Jan 21 '25 05:01 3siksfather

This issue is stale because it has been open 90 days with no activity. Remove stale label or comment or this will be closed in 5 days. Maintainers can add the exempt-stale label.

Apr 22 '25 02:04 github-actions[bot]

That's a typo, the plugin that's failing is the prometheus_remote_write input plugin, could you explain to me what the data source is so I can try to set it up locally?

Apr 22 '25 11:04 leonardo-albertovich

@leonardo-albertovich For operational reasons, we are using Fluent Bit with the Prometheus remote write input plugin. The data sources being scraped are fairly standard: kube-state-metrics, node-exporter, and blackbox-exporter.

This issue does not occur under normal setups, but it only appears when using Fluent Bit. To verify this behavior, we conducted a test using the same local configuration with Fluent Bit, and we were able to reproduce the issue.

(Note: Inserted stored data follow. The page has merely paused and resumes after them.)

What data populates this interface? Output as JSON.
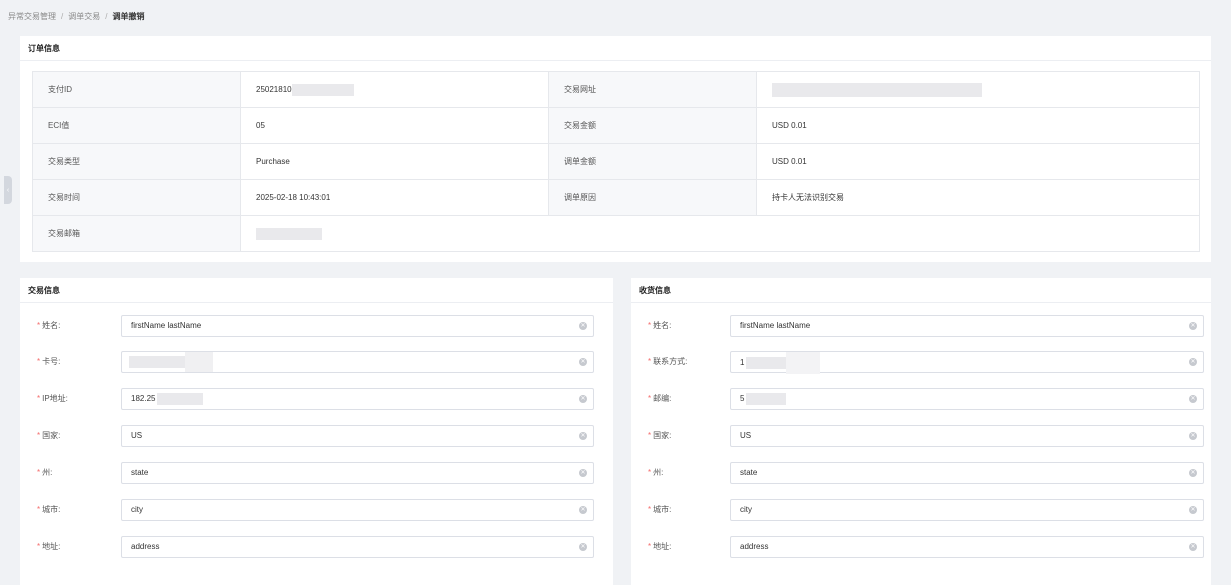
{
  "breadcrumb": [
    "异常交易管理",
    "调单交易",
    "调单撤销"
  ],
  "order_info": {
    "title": "订单信息",
    "rows": [
      {
        "l1": "支付ID",
        "v1": "25021810",
        "l2": "交易网址",
        "v2": ""
      },
      {
        "l1": "ECI值",
        "v1": "05",
        "l2": "交易金额",
        "v2": "USD 0.01"
      },
      {
        "l1": "交易类型",
        "v1": "Purchase",
        "l2": "调单金额",
        "v2": "USD 0.01"
      },
      {
        "l1": "交易时间",
        "v1": "2025-02-18 10:43:01",
        "l2": "调单原因",
        "v2": "持卡人无法识别交易"
      },
      {
        "l1": "交易邮箱",
        "v1": ""
      }
    ]
  },
  "transaction_info": {
    "title": "交易信息",
    "fields": [
      {
        "label": "姓名:",
        "value": "firstName lastName"
      },
      {
        "label": "卡号:",
        "value": ""
      },
      {
        "label": "IP地址:",
        "value": "182.25"
      },
      {
        "label": "国家:",
        "value": "US"
      },
      {
        "label": "州:",
        "value": "state"
      },
      {
        "label": "城市:",
        "value": "city"
      },
      {
        "label": "地址:",
        "value": "address"
      }
    ]
  },
  "shipping_info": {
    "title": "收货信息",
    "fields": [
      {
        "label": "姓名:",
        "value": "firstName lastName"
      },
      {
        "label": "联系方式:",
        "value": "1"
      },
      {
        "label": "邮编:",
        "value": "5"
      },
      {
        "label": "国家:",
        "value": "US"
      },
      {
        "label": "州:",
        "value": "state"
      },
      {
        "label": "城市:",
        "value": "city"
      },
      {
        "label": "地址:",
        "value": "address"
      }
    ]
  },
  "required_mark": "*",
  "clear_icon": "circle-x-icon",
  "colors": {
    "required": "#f56c6c",
    "background": "#f0f2f5",
    "label_cell": "#f7f8fa"
  }
}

test scenario prometheus (remote write) -> fluentbit (input : Prometheus remotewrite, output : prometheus) -> new prometheus <- Grafana (DataSource)

Jul 07 '25 08:07 3siksfather

This issue is stale because it has been open 90 days with no activity. Remove stale label or comment or this will be closed in 5 days. Maintainers can add the exempt-stale label.

Oct 24 '25 02:10 github-actions[bot]

This issue was closed because it has been stalled for 5 days with no activity.

Nov 17 '25 02:11 github-actions[bot]